Vampire Slayer Soup
Vampire Slayer Soup
Recipe Adapted From Rebecca Katz Kitchen
It’s Spooky Season which means it’s time for a holiday recipe– Vampire Slayer Soup!! This recipe is packed with garlic to keep those monsters away! This recipe has been adapted from Rebecca Katz Kitchen. If you try out this recipe, be sure to tag us on social media! (@CaseSpecificNutrition).
Prep: 20 min | Cook: 1 hour | Total: 1.5 hours
Serving Size: Serves 4
Ingredients:
- 4 heads garlic
- 4 TBSP extra virgin olive oil
- 1 cup diced yellow onion
- 2 tsp minced garlic
- 1 cup diced gold potatoes
- 1 tsp fresh thyme (or ¼ tsp dried)
- 3 ½ cup vegetable broth (or water)
- Pinch of salt and pepper
Directions:
- Preheat oven to 4000F
- Cut the tops of the garlic and discard. Drizzle each head of garlic with olive oil and salt. Wrap the garlic in parchment paper and then wrap it in aluminum foil. Bake for 45-50 minutes. The flesh should be soft and golden brown. Remove from the oven and cool.

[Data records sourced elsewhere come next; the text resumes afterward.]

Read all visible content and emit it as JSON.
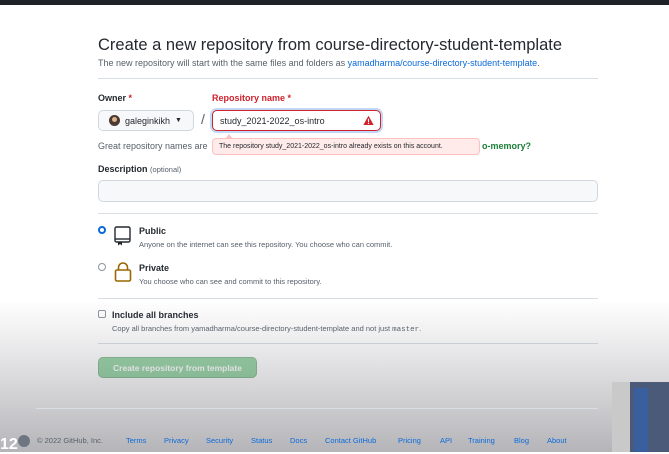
{
  "page": {
    "title": "Create a new repository from course-directory-student-template",
    "subtitle_prefix": "The new repository will start with the same files and folders as ",
    "subtitle_link": "yamadharma/course-directory-student-template",
    "subtitle_suffix": "."
  },
  "form": {
    "owner_label": "Owner",
    "owner_required": "*",
    "owner_value": "galeginkikh",
    "separator": "/",
    "repo_label": "Repository name",
    "repo_required": "*",
    "repo_value": "study_2021-2022_os-intro",
    "error_tooltip": "The repository study_2021-2022_os-intro already exists on this account.",
    "hint_prefix": "Great repository names are",
    "hint_suggestion": "o-memory?",
    "description_label": "Description",
    "description_optional": "(optional)",
    "description_value": ""
  },
  "visibility": {
    "public": {
      "title": "Public",
      "description": "Anyone on the internet can see this repository. You choose who can commit.",
      "checked": true
    },
    "private": {
      "title": "Private",
      "description": "You choose who can see and commit to this repository.",
      "checked": false
    }
  },
  "branches": {
    "label": "Include all branches",
    "description_prefix": "Copy all branches from yamadharma/course-directory-student-template and not just ",
    "description_code": "master",
    "description_suffix": ".",
    "checked": false
  },
  "create_button": "Create repository from template",
  "footer": {
    "copyright": "© 2022 GitHub, Inc.",
    "links": [
      "Terms",
      "Privacy",
      "Security",
      "Status",
      "Docs",
      "Contact GitHub",
      "Pricing",
      "API",
      "Training",
      "Blog",
      "About"
    ]
  },
  "overlay": {
    "corner_text": "12"
  },
  "colors": {
    "accent": "#0969da",
    "danger": "#cf222e",
    "success_disabled": "#94d3a2",
    "text": "#24292f"
  }
}
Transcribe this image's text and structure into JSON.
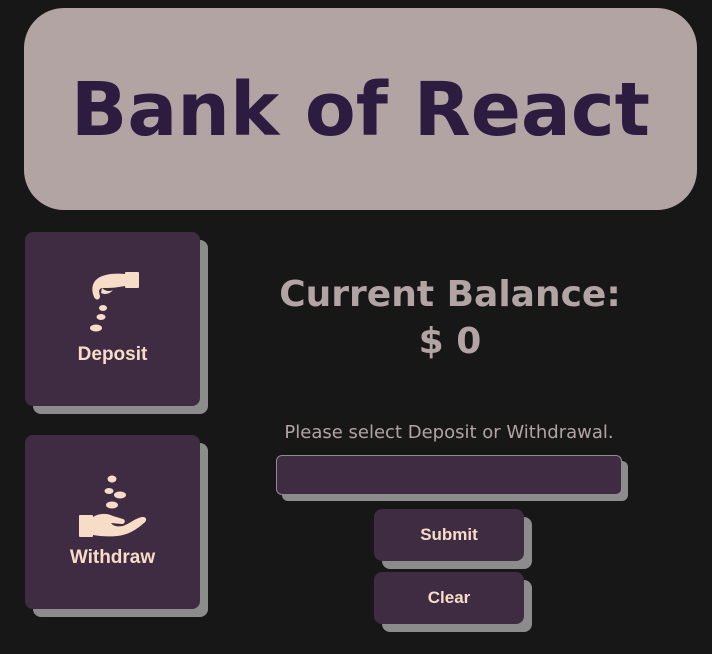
{
  "header": {
    "title": "Bank of React"
  },
  "actions": {
    "deposit": {
      "label": "Deposit",
      "icon": "hand-dropping-coins-icon"
    },
    "withdraw": {
      "label": "Withdraw",
      "icon": "hand-receiving-coins-icon"
    }
  },
  "balance": {
    "title": "Current Balance:",
    "value": "$ 0"
  },
  "form": {
    "prompt": "Please select Deposit or Withdrawal.",
    "amount_value": "",
    "submit_label": "Submit",
    "clear_label": "Clear"
  },
  "colors": {
    "background": "#171717",
    "header_bg": "#b3a4a4",
    "title": "#2e1c40",
    "card_bg": "#3f2c42",
    "shadow": "#8c8c8c",
    "label": "#f7dcc8"
  }
}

- Heat 4 TBSP of olive oil in a skillet over medium heat; add the onion and a pinch of salt and sauté until translucent (4-5 minutes). Add the minced garlic, potatoes, thyme, and ¼ tsp of salt and sauté for 5 minutes. Pour in ¾ cup of broth to deglaze the pan, stirring to loosen any bits that got stuck. Simmer until potatoes are tender and the liquid has mostly evaporated. Remove from the heat.
- When the garlic is cool enough to handle, squeeze the flesh into a bowl and mash to form a paste
- Pour the remaining 2 ½ cups of broth into the blender add the roasted garlic and the onion mixture and blend until smooth. Transfer to a soup pot over low heat and stir in ¼ tsp sea salt. Cook just until heated through.